SSY_total = (  (17 - 1)*6.8^2 + 17*11.5^2    )
SSY_adult = (  (14 - 1)*6.3^2 + 14*12.5^2    )

var_child =   (  SSY_child - 3*6.83333^2 )/2;

print(  sqrt(var_child)  );

##back check by construction
genSample = function(n,mn,std){
y = rep(mn, n)
t = sqrt( (n - 1)*std^2/2 )
e = c(rep(0, n -2) , -t, t)
y + e

}

childs =  genSample(3, 6.8333333, 8.5)
print(  sd(childs) == 8.5 );
print(  mean(childs) == 6.8333333 );

print(  sd(total)  );
print(  mean(total) );

#### fed2

##### Active Member
Side note, if the above numbers are real - I am not sure a mean of three patients has much utility or generalizability.

#### jacobhoffman

##### New Member

Here are the formulae I used for child mean and child SD respectively

1) child mean =((total mean * total N)-(adult mean * adult N))/child N

2) SD = SQRT(((mean * mean * N)/(N-1))-(mean^2))
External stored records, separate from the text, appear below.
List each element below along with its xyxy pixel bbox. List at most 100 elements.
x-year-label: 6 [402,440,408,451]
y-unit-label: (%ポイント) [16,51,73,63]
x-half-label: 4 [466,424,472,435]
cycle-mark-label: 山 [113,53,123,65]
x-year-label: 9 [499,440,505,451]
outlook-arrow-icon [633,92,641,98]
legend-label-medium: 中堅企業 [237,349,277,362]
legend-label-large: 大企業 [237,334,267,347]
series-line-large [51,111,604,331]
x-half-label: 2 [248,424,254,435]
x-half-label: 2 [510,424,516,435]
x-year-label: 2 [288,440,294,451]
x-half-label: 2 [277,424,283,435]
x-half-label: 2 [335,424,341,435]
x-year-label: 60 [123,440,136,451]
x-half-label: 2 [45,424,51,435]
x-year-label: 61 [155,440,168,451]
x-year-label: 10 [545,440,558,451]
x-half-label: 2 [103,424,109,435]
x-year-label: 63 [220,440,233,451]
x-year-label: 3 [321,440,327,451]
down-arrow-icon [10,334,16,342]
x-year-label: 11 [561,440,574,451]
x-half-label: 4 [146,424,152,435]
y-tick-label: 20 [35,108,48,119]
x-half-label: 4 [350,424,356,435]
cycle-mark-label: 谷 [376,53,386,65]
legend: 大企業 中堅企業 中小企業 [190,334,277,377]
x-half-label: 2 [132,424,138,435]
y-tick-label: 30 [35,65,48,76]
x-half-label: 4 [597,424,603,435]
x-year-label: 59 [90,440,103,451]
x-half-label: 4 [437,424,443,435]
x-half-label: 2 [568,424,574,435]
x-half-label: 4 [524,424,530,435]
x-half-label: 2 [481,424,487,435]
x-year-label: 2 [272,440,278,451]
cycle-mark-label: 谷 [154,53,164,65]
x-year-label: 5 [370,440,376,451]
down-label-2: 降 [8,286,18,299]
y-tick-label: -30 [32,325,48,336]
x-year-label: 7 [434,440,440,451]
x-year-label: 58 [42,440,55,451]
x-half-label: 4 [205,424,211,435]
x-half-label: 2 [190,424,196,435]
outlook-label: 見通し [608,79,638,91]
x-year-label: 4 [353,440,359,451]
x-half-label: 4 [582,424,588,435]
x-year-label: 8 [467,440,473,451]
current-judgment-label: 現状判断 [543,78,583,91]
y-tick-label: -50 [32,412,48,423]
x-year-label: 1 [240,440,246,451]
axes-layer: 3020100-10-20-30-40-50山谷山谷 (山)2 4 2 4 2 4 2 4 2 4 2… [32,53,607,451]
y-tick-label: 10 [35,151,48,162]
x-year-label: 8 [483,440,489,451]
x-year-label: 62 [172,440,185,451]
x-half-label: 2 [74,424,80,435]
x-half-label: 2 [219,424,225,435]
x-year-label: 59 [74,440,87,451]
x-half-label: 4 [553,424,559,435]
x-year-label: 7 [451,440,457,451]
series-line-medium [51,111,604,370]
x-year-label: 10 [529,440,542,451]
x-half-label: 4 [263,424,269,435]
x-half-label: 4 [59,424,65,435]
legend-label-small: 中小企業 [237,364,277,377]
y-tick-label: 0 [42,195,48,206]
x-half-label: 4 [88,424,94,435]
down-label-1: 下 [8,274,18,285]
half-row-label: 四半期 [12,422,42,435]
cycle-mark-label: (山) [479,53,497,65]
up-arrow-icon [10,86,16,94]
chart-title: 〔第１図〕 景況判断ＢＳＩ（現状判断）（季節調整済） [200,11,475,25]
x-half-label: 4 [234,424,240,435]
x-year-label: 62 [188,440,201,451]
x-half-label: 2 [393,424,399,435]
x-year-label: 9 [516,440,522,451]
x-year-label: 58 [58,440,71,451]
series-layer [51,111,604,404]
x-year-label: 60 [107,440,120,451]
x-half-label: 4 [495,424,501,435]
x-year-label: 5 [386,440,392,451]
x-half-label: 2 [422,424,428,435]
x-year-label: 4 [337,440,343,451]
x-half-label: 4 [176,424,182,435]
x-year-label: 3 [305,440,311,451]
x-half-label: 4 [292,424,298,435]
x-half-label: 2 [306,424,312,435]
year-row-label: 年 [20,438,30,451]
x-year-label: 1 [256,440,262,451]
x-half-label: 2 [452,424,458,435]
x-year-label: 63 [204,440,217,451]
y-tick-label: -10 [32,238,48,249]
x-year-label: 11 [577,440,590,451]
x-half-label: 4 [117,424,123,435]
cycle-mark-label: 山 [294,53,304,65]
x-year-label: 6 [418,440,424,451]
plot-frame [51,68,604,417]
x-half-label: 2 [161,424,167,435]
Thanks again for your help with this

#### Attachments

• 211.9 KB Views: 1

#### fed2

##### Active Member
um well its still wrong.

start by creating rows for 'sum of squares (SSY)'. For adult, total, and children.

For adult and total, set SSY = ( (n - 1)*SD^2 + n*mean^2 )

for chld set to SSY = SSY_total - SSY of adults ;

#### jacobhoffman

##### New Member
thanks. any closer now?

#### Attachments

• 213.6 KB Views: 1

#### fed2

##### Active Member

For the child's sd i am getting 8.5 where you have 9.779 (active arm MGH-HPS).

Formula for child's sd = sqrt [ ( SSY_child - n*(average^2) )/(n - 1) ];

n refers to the number of children.

then you got it probably.

#### jacobhoffman

##### New Member
Think I finally got there. Thanks! (I was using the wrong formula from higher up in the page in the original link you sent)

#### Attachments

• 213.6 KB Views: 1

#### fed2

##### Active Member
Looks right. i am awarding you this 'statistical achievement award class 1', the highest award given to non-statisticians for courage in the face of numerical trials. Well done!